All innovation requires risk to pull off. NASA has lost its share of unmanned space probes over the years. That’s seen as just part of the business. But the manned program’s unwillingness to deliberately risk its astronauts has, ironically, not only kept the program grounded, but also has created more risk.
Simberg cites as a case study the downing of the Space Shuttle Columbia. It’s the best description, not to mention the most riveting, narrative of the accident I’ve ever read.

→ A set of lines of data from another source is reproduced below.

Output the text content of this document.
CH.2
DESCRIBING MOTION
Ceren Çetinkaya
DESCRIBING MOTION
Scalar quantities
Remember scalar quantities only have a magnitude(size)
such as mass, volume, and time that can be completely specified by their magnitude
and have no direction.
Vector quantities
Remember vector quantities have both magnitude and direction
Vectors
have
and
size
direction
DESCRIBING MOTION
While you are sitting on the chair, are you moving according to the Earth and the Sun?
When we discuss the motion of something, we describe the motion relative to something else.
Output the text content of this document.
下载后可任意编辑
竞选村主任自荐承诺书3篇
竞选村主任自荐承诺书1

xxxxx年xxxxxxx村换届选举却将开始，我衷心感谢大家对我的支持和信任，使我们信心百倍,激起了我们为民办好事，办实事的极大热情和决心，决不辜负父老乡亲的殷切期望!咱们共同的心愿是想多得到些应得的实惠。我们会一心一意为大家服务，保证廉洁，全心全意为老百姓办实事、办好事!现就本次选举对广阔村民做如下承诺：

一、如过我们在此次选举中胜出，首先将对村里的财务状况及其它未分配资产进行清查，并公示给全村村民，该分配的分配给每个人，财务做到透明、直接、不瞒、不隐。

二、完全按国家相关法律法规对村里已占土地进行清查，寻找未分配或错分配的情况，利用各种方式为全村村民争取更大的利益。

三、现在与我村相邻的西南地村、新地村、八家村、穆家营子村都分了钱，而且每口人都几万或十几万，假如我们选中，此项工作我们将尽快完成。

He goes on to reveal the inner workings of a system in which paperwork and ass-covering is more important than exploration and in which the term “human rated” is essentially meaningless. It’s a system in which business as usual is the overriding mission, a mission driven by Congressional mandate. From the book:
“Much of the mewling about “safety” by Congress is actually a rationale to continue to prop up the old ways of doing business that have kept us from making much progress in space. It continues to ensure that money flows to the right states and districts—a system that is threatened by any sort of competition.”
Simberg also notes the inconsistencies inherent in mainstream NASA’s aversion to using commercial launch providers for manned orbital flight.

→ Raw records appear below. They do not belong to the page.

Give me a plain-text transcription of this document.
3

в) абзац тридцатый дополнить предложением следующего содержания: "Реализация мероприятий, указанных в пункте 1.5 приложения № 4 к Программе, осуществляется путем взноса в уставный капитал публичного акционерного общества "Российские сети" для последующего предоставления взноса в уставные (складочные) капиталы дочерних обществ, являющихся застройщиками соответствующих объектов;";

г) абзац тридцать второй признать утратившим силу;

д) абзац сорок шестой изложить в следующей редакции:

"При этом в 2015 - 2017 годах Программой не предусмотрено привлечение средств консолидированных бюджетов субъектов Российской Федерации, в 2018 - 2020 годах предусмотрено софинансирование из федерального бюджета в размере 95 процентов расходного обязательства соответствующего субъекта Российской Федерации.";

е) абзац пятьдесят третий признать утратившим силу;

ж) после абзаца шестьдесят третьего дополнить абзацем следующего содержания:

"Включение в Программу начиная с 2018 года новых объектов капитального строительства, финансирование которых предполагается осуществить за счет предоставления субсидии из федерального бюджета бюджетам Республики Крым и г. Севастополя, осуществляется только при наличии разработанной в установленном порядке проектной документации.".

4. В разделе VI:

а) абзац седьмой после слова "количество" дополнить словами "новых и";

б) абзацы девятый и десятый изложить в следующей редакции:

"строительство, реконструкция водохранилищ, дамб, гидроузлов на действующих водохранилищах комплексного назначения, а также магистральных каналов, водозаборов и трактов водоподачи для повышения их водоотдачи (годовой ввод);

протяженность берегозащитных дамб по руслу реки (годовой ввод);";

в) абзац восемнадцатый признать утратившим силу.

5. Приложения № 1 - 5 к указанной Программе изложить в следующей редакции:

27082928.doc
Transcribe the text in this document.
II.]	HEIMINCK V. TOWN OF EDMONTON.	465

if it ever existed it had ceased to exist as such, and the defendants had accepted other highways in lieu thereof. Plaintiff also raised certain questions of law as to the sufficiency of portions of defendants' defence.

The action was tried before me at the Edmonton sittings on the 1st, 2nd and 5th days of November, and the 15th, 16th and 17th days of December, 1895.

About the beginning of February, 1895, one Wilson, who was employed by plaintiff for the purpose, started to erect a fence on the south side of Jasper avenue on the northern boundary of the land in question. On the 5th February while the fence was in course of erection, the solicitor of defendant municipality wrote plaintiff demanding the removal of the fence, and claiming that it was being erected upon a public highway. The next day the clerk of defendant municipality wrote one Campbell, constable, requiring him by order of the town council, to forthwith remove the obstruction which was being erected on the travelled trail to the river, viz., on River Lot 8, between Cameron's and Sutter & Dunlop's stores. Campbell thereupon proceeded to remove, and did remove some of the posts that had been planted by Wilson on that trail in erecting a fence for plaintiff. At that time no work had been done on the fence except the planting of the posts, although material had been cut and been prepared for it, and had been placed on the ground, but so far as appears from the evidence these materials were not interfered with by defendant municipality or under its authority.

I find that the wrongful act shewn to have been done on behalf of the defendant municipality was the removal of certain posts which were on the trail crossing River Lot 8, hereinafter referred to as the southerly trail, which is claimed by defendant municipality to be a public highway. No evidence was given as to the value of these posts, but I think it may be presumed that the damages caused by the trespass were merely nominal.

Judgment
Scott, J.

“Also note the glaring inconsistency of declaring commercial providers “unsafe” because NASA doesn’t have sufficient control over them, when in fact NASA flies its astronauts on Soyuz launchers and capsules over which they not only have no control, but have nowhere near the level of technical transparency that they will get from the commercial providers. Many opponents of commercial crew have said that a new commercial rocket must have over a dozen successes before it can be trusted to carry crew. Yet the Air Force is requiring only three successful launches before allowing billion-dollar satellites to be carried. NASA had planned to fly crew on Ares I after only a single test flight; and the very first flight of the Shuttle—a brand new, extremely complex system—occurred with two men aboard.”
And that gets to the crux of the real problem: that NASA’s manned program isn’t really about manned space exploration. It’s about other things entirely. As long as the actual, unacknowledged mission is unchanged, NASA’s manned program won’t be the place where real innovation in space happens.